Ob der Gender Pension Gap spürbar ist, hängt von der Haushaltssituation ab

Mit durchschnittlich 48% am grössten ist der Rentenunterschied zwischen Verheirateten. «Genau dort hat er aber den geringsten unmittelbaren Einfluss auf den Lebensstandard, da verheiratete Paare meist eine ökonomische Einheit bilden», sagt Christen. So legen die meisten verheirateten Rentnerinnen (72%) und Rentner (81%) ihre Einkommen gemäss eigenen Angaben weitgehend zusammen. Entsprechend wirken sich paarinterne Einkommensdifferenzen kaum auf die finanzielle Zufriedenheit aus: Rentnerinnen in Paarhaushalten sind ähnlich häufig zufrieden mit der persönlichen finanziellen Situation (76%) wie Rentner (74%). Die gefühlte hohe finanzielle Sicherheit eines Ehepaarhaushalts ist gemäss Christen allerdings trügerisch: «Die Wahrscheinlichkeit ist für Frauen grösser, im Alter aufgrund einer Verwitwung oder einer Scheidung alleinstehend zu sein. So waren 2021 54% der Frauen ab 65 nicht verheiratet, aber nur 30% der Männer.» Allein zu leben, ist geschlechterunabhängig tendenziell teurer, in erster Linie aufgrund höherer Fixkosten wie fürs Wohnen.

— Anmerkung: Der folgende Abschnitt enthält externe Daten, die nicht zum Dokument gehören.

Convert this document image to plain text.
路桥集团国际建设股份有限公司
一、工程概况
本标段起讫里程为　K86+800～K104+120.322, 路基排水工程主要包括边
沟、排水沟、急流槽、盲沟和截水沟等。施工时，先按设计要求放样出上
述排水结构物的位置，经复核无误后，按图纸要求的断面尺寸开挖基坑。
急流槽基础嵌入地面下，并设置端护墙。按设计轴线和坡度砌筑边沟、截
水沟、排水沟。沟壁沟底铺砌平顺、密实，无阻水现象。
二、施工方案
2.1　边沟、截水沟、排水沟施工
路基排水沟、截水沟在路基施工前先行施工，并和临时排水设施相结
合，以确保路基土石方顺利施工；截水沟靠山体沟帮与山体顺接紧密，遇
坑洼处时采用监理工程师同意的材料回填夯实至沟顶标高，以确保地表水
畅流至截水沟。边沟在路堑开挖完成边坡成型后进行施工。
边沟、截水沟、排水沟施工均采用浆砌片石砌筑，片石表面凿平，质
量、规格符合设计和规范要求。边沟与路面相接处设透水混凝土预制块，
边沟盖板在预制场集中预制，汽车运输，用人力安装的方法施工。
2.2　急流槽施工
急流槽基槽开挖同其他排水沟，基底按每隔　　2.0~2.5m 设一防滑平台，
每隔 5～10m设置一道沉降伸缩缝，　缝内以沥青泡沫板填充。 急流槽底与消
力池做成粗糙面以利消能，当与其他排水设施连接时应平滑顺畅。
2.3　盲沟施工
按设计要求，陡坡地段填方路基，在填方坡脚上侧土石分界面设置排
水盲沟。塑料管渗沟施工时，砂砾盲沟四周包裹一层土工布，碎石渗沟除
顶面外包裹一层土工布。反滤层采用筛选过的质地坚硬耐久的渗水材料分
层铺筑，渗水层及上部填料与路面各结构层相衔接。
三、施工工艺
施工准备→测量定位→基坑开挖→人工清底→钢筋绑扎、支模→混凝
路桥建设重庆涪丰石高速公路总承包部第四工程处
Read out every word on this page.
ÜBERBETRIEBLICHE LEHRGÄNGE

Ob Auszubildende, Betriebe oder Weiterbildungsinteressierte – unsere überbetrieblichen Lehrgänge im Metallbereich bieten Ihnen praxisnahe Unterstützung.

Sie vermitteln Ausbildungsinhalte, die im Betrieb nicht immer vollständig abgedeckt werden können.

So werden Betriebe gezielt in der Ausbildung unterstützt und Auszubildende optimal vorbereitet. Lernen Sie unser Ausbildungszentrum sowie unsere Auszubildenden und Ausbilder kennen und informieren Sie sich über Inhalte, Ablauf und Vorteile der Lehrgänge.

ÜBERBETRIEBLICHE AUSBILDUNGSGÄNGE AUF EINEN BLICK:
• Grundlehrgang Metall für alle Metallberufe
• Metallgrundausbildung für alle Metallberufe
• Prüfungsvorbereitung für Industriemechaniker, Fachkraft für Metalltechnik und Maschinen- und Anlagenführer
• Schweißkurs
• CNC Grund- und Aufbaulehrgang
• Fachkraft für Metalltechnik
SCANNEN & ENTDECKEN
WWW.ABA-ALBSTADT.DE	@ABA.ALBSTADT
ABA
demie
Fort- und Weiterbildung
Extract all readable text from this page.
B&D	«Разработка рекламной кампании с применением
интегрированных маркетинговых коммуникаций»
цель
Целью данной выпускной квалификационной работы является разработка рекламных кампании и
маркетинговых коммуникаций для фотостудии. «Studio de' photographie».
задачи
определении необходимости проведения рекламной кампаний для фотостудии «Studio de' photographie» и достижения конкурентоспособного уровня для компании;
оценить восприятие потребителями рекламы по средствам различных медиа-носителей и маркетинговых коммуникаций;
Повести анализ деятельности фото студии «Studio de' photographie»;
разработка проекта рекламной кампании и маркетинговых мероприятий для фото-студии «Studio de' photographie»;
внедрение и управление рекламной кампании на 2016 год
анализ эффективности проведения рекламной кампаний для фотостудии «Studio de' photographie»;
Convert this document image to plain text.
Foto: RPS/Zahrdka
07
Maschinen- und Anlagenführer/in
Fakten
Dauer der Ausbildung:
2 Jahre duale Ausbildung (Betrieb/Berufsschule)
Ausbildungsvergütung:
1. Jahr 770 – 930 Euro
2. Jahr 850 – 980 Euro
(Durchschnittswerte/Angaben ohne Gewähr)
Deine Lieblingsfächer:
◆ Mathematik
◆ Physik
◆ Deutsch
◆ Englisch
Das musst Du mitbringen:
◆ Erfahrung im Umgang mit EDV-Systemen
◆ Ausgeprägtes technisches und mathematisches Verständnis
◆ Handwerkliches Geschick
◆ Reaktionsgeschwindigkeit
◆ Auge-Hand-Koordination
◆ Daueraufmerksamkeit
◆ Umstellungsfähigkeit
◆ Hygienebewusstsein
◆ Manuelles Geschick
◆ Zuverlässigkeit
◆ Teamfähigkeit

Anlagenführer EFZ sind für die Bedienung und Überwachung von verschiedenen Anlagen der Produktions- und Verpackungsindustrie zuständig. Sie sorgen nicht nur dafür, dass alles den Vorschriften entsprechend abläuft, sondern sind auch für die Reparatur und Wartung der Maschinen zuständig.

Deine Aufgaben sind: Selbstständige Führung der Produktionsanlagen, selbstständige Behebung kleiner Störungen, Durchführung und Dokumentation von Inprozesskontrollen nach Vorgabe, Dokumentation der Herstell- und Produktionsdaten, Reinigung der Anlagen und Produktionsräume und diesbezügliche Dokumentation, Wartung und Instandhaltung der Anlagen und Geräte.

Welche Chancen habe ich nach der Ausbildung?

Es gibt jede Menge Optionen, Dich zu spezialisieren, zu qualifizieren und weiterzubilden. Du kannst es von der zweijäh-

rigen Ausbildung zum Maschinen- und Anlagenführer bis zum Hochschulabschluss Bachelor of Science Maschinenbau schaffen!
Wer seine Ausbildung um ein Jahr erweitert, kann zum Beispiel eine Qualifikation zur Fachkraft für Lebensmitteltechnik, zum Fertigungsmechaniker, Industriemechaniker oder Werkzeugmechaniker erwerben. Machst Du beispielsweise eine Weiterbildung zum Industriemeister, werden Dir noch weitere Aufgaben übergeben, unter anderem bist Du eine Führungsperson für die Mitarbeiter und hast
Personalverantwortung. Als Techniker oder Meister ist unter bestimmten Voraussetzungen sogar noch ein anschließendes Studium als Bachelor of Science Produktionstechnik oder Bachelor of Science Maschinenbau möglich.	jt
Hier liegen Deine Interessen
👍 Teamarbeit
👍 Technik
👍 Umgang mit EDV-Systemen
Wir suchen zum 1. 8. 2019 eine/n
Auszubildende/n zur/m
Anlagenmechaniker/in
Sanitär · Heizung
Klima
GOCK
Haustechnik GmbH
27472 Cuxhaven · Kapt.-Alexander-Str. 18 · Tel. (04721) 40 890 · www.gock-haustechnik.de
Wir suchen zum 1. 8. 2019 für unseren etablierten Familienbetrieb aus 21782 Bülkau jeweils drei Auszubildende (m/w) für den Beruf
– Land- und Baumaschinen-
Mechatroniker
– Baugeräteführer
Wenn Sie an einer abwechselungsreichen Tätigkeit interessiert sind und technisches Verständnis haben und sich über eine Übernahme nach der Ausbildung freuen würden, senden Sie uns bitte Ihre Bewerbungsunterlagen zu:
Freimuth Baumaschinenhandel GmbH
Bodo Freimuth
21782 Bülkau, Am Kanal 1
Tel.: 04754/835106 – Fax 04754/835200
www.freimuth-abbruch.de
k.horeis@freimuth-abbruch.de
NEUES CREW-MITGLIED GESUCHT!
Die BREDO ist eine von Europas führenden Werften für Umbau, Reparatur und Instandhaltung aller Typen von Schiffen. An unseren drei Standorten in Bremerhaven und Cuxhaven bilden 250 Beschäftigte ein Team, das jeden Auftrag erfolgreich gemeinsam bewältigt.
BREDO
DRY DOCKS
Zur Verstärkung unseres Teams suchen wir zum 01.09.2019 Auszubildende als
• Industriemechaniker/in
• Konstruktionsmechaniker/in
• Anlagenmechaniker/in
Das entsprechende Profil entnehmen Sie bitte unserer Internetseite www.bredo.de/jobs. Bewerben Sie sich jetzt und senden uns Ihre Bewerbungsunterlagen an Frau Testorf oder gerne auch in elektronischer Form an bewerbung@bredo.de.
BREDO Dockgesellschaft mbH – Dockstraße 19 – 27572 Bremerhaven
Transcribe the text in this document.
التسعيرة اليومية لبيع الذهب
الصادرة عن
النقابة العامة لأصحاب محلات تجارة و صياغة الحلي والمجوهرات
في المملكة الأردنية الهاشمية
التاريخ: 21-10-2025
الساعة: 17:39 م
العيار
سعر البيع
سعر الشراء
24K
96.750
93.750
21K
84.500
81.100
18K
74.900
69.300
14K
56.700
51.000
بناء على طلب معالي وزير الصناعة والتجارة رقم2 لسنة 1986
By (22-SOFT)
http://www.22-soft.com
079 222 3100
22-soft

Alleinstehenden Frauen fällt es schwerer, finanziell über die Runden zu kommen

Ökonomisch relevant ist der Gender Pension Gap vor allem bei Nichtverheirateten respektive Alleinstehenden, wobei er dort geringer als im Gesamtdurchschnitt ausfällt: Über alle Zivilstände (d. h. Geschiedene, Verwitwete und Ledige) hinweg beträgt er in dieser Bevölkerungsgruppe zwischen 10% und 20%. Dies entspricht etwa 400 bis 1100 Franken pro Monat. Vor diesem Hintergrund ist es erstaunlich, dass auch alleinstehende Rentnerinnen im Durchschnitt ähnlich häufig zufrieden sind mit ihrer finanziellen Situation (69%) wie alleinstehende Rentner (72%). Eine Erklärung könnte sein, dass alleinstehende Frauen im Rentenalter mit einem geringeren Budget auskommen: Im Durchschnitt benötigen sie gemäss Selbstdeklaration 12% weniger Nettoeinkommen als Männer, um ihren Lebensunterhalt zu bestreiten. Dennoch geben nur 57% der alleinstehenden Rentnerinnen an, dass es für sie einfach ist, finanziell über die Runden zu kommen. Bei den alleinstehenden Rentnern sind es mit 65% mehr. Zu diesem Bild passt, dass sich 30% der alleinstehenden Rentnerinnen aus einer Liste von 15 Budgetposten (z. B. Ferien machen oder ein Auto haben) gemäss eigenen Angaben mindestens einen Aspekt nicht leisten können. Bei alleinstehenden Männern liegt dieser Wert mit 21% merklich tiefer.